The information below comes from the statement of deficiencies compiled by health inspectors and provided to AHCJ by the Centers for Medicare and Medicaid Services. It does not include the steps the hospital plans to take to fix the problem, known as a plan of correction. For that information, you should contact the hospital, your state health department or CMS. Accessing the document may require you to file a Freedom of Information Request. Information on doing so is available here.

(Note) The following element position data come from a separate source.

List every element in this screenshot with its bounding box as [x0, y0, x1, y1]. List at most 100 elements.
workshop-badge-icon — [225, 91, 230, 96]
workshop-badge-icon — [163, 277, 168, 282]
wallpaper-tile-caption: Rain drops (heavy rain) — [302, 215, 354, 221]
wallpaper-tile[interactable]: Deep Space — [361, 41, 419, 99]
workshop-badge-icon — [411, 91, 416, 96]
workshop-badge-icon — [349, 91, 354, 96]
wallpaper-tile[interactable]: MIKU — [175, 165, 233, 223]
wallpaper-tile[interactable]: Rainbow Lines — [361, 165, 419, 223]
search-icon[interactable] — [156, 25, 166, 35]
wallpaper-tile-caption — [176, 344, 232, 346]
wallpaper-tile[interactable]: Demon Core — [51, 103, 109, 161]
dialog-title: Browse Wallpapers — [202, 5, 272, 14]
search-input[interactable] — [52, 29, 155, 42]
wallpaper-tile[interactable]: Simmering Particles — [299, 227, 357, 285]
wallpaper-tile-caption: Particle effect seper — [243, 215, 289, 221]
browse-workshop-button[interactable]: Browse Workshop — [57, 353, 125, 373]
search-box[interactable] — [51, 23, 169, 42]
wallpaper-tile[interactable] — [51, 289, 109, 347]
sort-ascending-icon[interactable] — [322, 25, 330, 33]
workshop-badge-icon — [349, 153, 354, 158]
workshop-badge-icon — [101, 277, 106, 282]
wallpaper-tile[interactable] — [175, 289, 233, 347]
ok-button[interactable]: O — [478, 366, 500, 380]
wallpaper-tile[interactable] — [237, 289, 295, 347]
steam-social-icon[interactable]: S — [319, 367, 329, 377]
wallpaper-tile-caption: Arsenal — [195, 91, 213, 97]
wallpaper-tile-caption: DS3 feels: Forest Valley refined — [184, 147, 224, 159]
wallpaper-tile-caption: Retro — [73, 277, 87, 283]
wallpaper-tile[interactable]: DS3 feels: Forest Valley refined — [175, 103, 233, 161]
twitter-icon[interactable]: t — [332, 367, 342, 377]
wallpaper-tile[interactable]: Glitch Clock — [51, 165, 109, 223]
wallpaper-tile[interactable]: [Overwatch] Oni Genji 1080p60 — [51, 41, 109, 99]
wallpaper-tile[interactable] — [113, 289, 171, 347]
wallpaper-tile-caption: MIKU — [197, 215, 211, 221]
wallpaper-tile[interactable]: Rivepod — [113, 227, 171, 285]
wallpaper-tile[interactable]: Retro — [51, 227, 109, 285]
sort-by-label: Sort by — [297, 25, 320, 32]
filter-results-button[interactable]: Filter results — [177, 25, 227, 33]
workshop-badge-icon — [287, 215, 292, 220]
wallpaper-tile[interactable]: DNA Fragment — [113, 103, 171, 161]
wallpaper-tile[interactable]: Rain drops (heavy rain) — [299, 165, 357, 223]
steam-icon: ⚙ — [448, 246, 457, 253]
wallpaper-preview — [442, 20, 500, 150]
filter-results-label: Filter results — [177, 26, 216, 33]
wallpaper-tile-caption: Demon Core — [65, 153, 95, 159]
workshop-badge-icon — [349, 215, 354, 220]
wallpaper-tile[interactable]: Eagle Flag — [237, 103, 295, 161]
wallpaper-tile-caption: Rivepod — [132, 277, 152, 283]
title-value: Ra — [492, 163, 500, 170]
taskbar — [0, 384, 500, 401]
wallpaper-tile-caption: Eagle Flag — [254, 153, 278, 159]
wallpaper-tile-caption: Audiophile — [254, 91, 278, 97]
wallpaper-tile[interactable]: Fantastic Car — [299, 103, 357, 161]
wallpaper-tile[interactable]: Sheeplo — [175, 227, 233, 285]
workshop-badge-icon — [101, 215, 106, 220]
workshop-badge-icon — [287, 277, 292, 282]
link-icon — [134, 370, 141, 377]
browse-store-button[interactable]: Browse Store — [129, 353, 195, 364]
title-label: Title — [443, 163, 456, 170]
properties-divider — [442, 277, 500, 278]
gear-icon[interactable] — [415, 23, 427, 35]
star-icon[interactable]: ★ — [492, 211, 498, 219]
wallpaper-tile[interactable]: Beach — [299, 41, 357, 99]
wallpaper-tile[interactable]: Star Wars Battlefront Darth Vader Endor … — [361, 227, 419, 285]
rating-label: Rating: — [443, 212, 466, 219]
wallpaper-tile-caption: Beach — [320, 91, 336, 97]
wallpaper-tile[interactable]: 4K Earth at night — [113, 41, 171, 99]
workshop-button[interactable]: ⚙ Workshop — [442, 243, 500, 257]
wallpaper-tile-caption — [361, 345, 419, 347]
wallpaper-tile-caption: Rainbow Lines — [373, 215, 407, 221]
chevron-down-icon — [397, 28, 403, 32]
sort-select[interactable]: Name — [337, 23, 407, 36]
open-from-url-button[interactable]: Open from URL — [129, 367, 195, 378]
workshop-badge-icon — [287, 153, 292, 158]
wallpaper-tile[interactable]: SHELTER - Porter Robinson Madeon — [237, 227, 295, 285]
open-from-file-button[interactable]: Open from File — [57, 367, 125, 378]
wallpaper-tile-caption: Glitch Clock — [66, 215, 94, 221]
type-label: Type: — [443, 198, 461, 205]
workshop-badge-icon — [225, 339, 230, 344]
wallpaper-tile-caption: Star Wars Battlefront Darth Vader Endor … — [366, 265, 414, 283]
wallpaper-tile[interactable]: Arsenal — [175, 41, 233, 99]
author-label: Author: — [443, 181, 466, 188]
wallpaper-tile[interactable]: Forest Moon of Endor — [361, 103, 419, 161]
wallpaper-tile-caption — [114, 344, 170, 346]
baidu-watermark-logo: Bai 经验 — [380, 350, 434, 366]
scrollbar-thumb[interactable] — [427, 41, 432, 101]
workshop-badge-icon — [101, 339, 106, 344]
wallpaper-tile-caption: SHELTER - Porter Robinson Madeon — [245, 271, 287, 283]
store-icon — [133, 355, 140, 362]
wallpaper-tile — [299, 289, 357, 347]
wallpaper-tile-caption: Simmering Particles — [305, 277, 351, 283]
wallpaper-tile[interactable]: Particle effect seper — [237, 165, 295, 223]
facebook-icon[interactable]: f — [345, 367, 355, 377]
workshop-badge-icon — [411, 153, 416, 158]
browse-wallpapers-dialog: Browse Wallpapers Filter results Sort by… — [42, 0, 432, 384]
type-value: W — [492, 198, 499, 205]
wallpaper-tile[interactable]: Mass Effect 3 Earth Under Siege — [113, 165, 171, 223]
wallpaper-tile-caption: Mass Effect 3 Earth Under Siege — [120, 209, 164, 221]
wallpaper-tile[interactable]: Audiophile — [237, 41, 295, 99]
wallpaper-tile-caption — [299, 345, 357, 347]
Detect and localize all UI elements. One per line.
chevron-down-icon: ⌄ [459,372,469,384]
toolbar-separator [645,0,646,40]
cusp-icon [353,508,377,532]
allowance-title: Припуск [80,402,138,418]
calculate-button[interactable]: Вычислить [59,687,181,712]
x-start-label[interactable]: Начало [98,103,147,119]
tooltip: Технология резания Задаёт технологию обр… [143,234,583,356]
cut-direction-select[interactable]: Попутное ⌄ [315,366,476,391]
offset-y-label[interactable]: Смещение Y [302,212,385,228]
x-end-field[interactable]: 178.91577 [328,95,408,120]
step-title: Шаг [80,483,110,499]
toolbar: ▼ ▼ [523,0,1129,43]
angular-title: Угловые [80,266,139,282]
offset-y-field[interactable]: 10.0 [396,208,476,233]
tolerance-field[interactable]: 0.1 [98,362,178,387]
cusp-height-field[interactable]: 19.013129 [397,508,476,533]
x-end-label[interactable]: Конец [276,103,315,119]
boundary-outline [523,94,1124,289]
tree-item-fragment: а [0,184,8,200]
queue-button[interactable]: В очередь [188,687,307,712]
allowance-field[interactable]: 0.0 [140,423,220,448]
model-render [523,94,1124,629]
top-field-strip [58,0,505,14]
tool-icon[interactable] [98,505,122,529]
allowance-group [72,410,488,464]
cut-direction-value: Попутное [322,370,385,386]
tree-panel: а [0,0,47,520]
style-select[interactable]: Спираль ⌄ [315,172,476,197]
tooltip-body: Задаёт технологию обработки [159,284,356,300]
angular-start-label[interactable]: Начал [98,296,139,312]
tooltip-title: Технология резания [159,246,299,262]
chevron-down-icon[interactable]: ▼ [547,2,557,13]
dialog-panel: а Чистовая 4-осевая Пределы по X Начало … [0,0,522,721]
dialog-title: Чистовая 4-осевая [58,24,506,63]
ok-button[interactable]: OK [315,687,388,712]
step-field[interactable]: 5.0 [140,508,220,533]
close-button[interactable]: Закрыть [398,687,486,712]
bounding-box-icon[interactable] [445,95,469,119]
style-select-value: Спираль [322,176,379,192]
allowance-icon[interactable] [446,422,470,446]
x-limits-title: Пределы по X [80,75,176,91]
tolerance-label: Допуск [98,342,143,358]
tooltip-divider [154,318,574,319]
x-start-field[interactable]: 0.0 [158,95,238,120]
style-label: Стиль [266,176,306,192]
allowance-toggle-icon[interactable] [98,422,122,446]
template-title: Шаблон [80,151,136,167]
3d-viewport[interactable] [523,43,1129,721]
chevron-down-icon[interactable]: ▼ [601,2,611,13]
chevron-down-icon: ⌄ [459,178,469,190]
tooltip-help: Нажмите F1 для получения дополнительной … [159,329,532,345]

|SOUTHCOAST HOSPITALS GROUP||363 HIGHLAND AVENUE FALL RIVER, MA 02720||Feb. 24, 2011|
|VIOLATION: EMERGENCY ROOM LOG||Tag No: A2405|
|Base on documentation review it was determined Patient #1 ' s 2/11/11 presentation to Hospital #1 ' s ED was not recorded on the corresponding ED log.
Please see Tag A-2406 for information related to Patient #1 and his/her 2/11/11 ED presentation.
Review of the 2/11/11 ED log did not indicate Patient #1 ' s name appeared on the log.
|VIOLATION: MEDICAL SCREENING EXAM||Tag No: A2406|
|Based on interview and documentation review it was determined Hospital #1 failed to provide a MSE to Patient #1 on 2/11/11.
The Triage Nurse was interviewed in person on 2/24/11 at 12:00 PM. The Triage Nurse said at the same time Police Officer #1 approached the triage desk a telephone call was received from a near by Mental Health Center reporting there would be a patient arriving with police officers. The Triage Nurse said he/she replied they were here now (in Hospital #1's ED waiting area) and Police Officer #1, who was standing at the desk, asked if it was the Mental Health Center on the phone and stated he/she wanted to speak with them; upon which the phone was handed over to Police Officer #1. The Triage Nurse said he/she left the triage desk briefly and upon returning Police Officer #1 reported Patient #1 had, earlier that day, eloped from Hospital #2 and that they (the police officers) had had to sweet talk Patient #1 into coming to Hospital #1. The Triage Nurse said he/she stated to Police Officer #1 that it seemed that since Patient #1 had eloped from Hospital #2 the police had brought Patient #1 back to the wrong place; however they (Hospital #1) would be happy to see Patient #1 but for continuity of care it did seem that Patient #1 belonged at Hospital #2. The Triage Nurse said at this point two individuals sitting in the ED waiting area got up and walked out accompanied by Police Officer #2, who had also been in the waiting area, along with Police Officer #1.
There was no medical record associated with Patient #1 ' s 2/11/11 ED presentation.
Review of Patient #1 ' s medical record from Hospital #2 indicated on 2/11/11, at 9:58 PM Patient #1, under a section 12a (Application that when properly completed mandates an involuntary hospitalization until a formal psychiatric evaluation is completed), was brought to Hospital #2 ' s ED and received a MSE including medical and psychiatric evaluations. Patient #1 was determined to require an in patient psychiatric admission and a bed search was conducted. However while waiting for a psychiatric bed to be available Patient #1 stabilized and was discharged home, with comprehensive community services, from the ED on 2/15/11.